Concernant l’aryanisation de la galerie Seligmann (sociétés Jacques Seligmann & Fils, et Germain Seligmann & Compagnie) par l’administrateur provisoire Édouard Gras, De Hauke tient informée la famille par un ressortissant américain, Sam Schiffer, de la situation du siège du 9 rue de la Paix : « Tout a été pillé1. » Il tente de récupérer des objets personnels qui y étaient déposés – 15 objets signés du verrier Maurice Marinot – en les faisant passer pour la propriété de ce ressortissant. Il tente également d’intervenir au moment de la vente de l’immeuble, propriété personnelle de Germain Seligmann, par l’administrateur provisoire Bertrand Larrieu, au bijoutier Mellerio :

« Le 9 est aujourd’hui la propriété de Mell qui l’a donc acheté. Un de mes amis avait fait une offre très importante (par rapport évidemment au prix suggéré) mais le chiffre offert par mon ami a été dépassé par celui de Mell. Vous pouvez compter sur moi pour que tout ce qui peut être fait pour le peu qui reste soit fait. Je vais dans quelques jours voir Fu [René Fulda, beau-frère de Germain Seligmann, réfugié à Périgueux puis à Marseille] et nous allons encore parler de tout cela2

En dehors de Mellerio, deux autres candidats présentèrent des offres de rachat3 : Raymond Drecq, 144 rue Legendre, Paris XVIIe, qui ne se présenta finalement pas à la réunion des soumissions du 27 novembre 1941, et M. Andrieux, 2 rue du Sommerard, Paris Ve, qui proposa 6 005 000 F. Mellerio, avec 6 310 000 F, ramenés par la suite à 5,805 millions, emporta donc l’enchère. Dans une lettre à Germain Seligmann, De Hauke précise :

« Mr Mell votre ami a épousé par devant notaire Mme Neuf [9 rue de la Paix] dont la famille avait été laissée dans un grand dénuement comme vous savez. Je lui ai souvent rendu visite. Malgré sa pauvreté, elle m’a fait des cadeaux, une partie de sa bibliothèque dont j’espère le tout, et nos objets souvenirs de famille – une unité4. »

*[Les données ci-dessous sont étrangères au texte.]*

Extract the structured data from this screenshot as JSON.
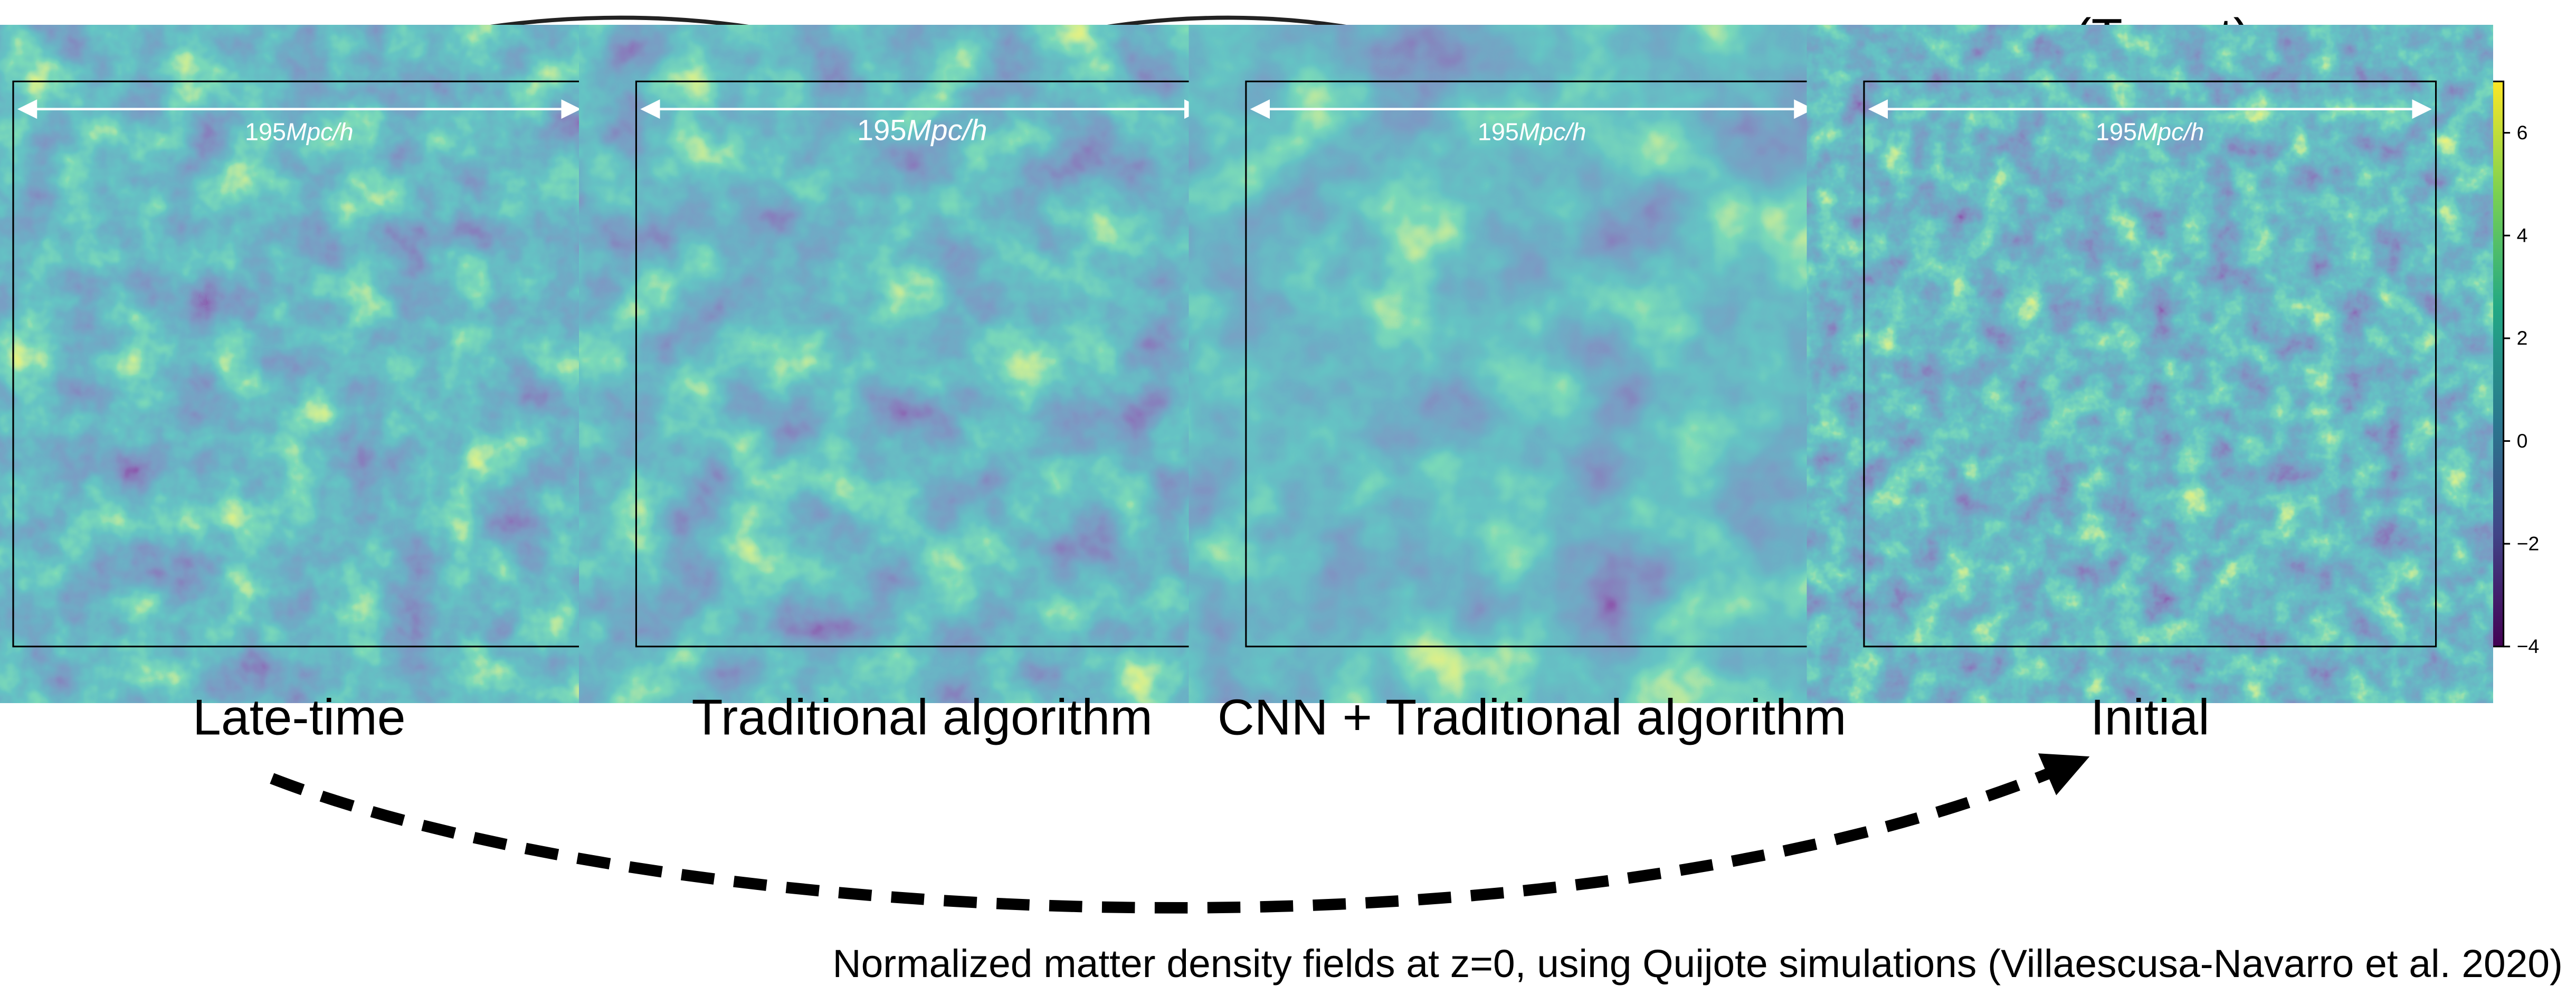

Le 1er août 1942, De Hauke s’entend avec l’administrateur provisoire Gras pour acheter pour 100 000 F « les objets constituant tout le stock, les archives et le mobilier commercial restant dans les locaux » du 9 rue de la Paix5. Après le passage des Allemands, il reste très peu de chose hormis du petit mobilier, vitrines, bureaux, fauteuils, cadres et panneaux décoratifs. Dans le procès-verbal de vente on ne compte que trois œuvres d’artistes : un tableau dans le genre de Lépicié, un tableau de Chapelain-Thierry (pour Chapelain-Midy ?), un buste du sculpteur François Martin. De Hauke est surtout satisfait d’avoir pu sauver la documentation : « catalogues de vente, clichés photos, catalogues de collection ».

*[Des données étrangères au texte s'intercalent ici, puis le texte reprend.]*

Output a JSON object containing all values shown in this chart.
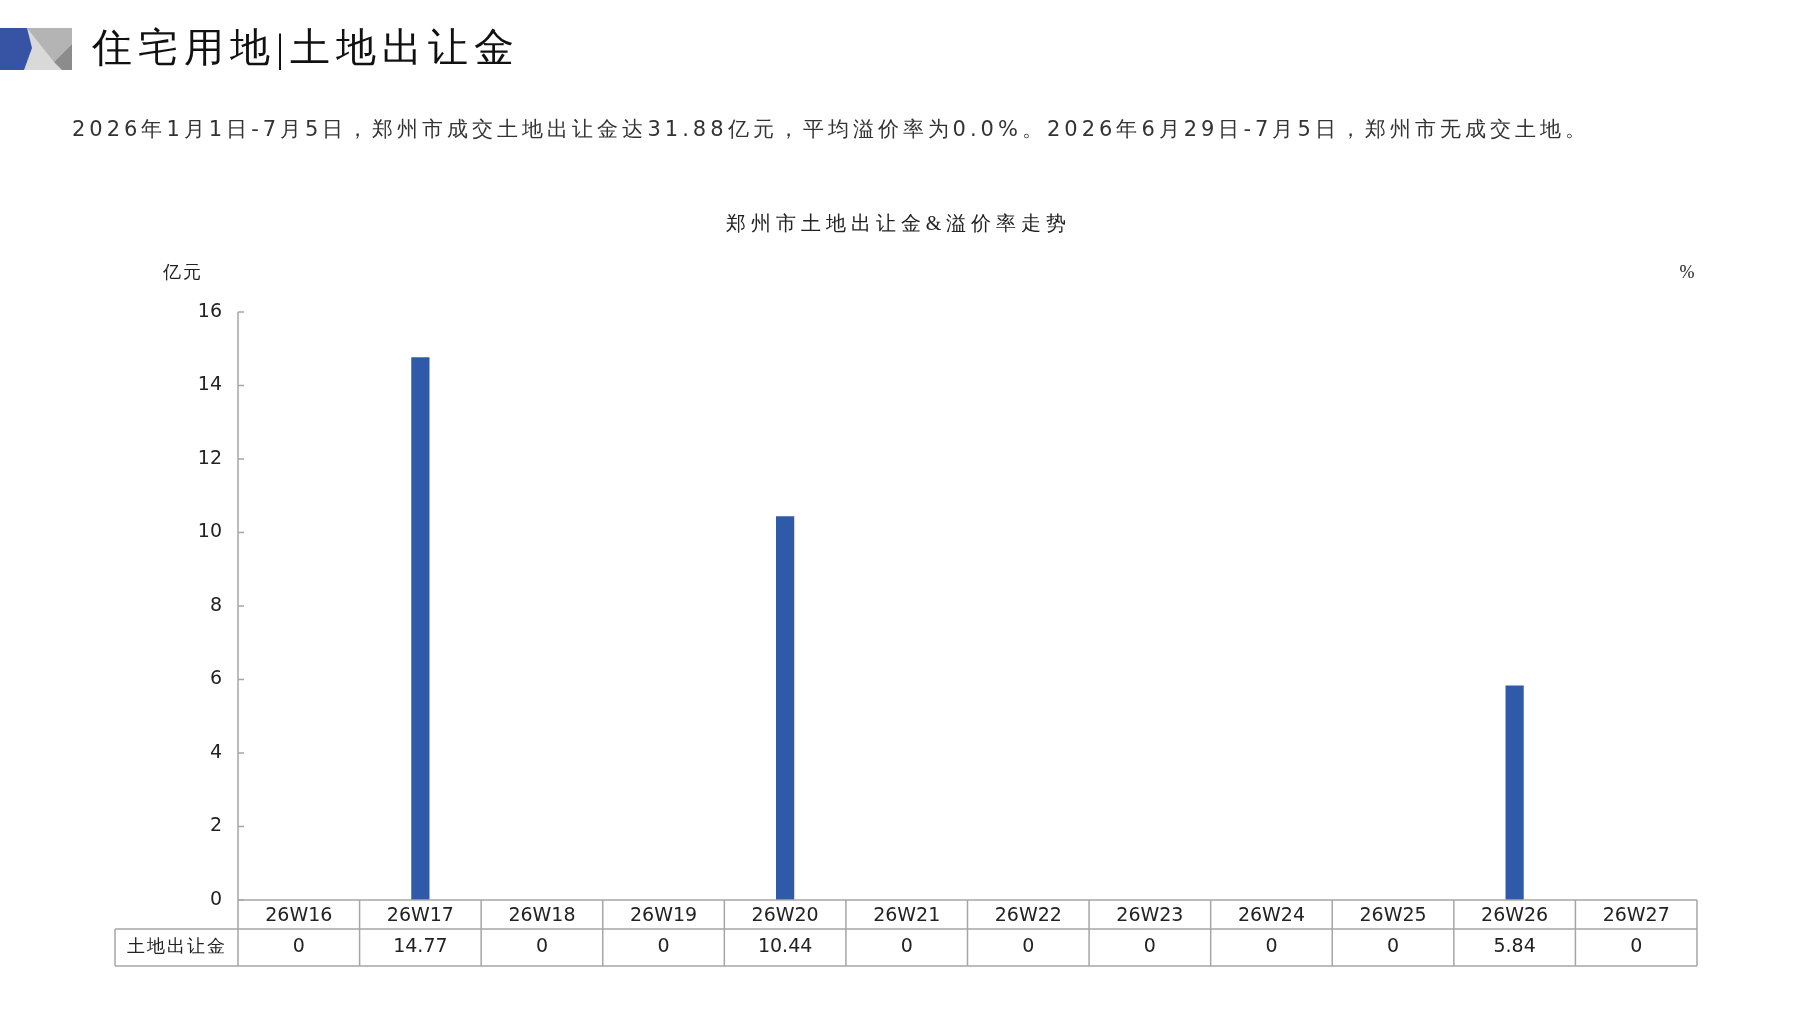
{
  "chart_data": {
    "type": "bar",
    "title": "住宅用地|土地出让金",
    "subtitle": "2026年1月1日-7月5日，郑州市成交土地出让金达31.88亿元，平均溢价率为0.0%。2026年6月29日-7月5日，郑州市无成交土地。",
    "annotations": [
      "郑州市土地出让金&溢价率走势"
    ],
    "ylabel": "亿元",
    "y2label": "%",
    "categories": [
      "26W16",
      "26W17",
      "26W18",
      "26W19",
      "26W20",
      "26W21",
      "26W22",
      "26W23",
      "26W24",
      "26W25",
      "26W26",
      "26W27"
    ],
    "series": [
      {
        "name": "土地出让金",
        "color": "#2e5aa7",
        "values": [
          0,
          14.77,
          0,
          0,
          10.44,
          0,
          0,
          0,
          0,
          0,
          5.84,
          0
        ]
      }
    ],
    "ylim": [
      0,
      16
    ],
    "yticks": [
      0,
      2,
      4,
      6,
      8,
      10,
      12,
      14,
      16
    ],
    "grid": false,
    "legend": false,
    "data_labels": true
  }
}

De Hauke reproche vivement aux Seligmann en septembre 1941 de ne pas l’avoir envoyé plus tôt à Paris, où il sous-entend qu’il aurait eu la possibilité de sauvegarder les intérêts de la galerie suivant le modèle de l’entente Dequoy-Wildenstein :

« Germain, François-Gérard et vous-même [Georges] (mais c’est vous à mon avis qui supportez la plus grande partie de la responsabilité) avez commis une grosse erreur de ne pas me conseiller le retour [plus tôt]. Vous en subissez les conséquences très graves. Vous êtes sans doute au courant des résultats obtenus par D. pour W. et dans bien d’autres cas, il y a eu beaucoup de bon travail fait par ceux qui étaient présents. Je ne veux pas m’étendre sur les résultats obtenus par ceux qui occupent aujourd’hui les places laissées tristement vacantes mais j’ai la preuve des extraordinaires résultats obtenus6. »

Il écrit en février 1942 à Germain Seligmann : « Demandez à Georges de vous dire les reproches qu’hélas je lui fais ! Tout pour ne pas dire tout était possible. La formule de quoi de quoi vous me saisissez7. »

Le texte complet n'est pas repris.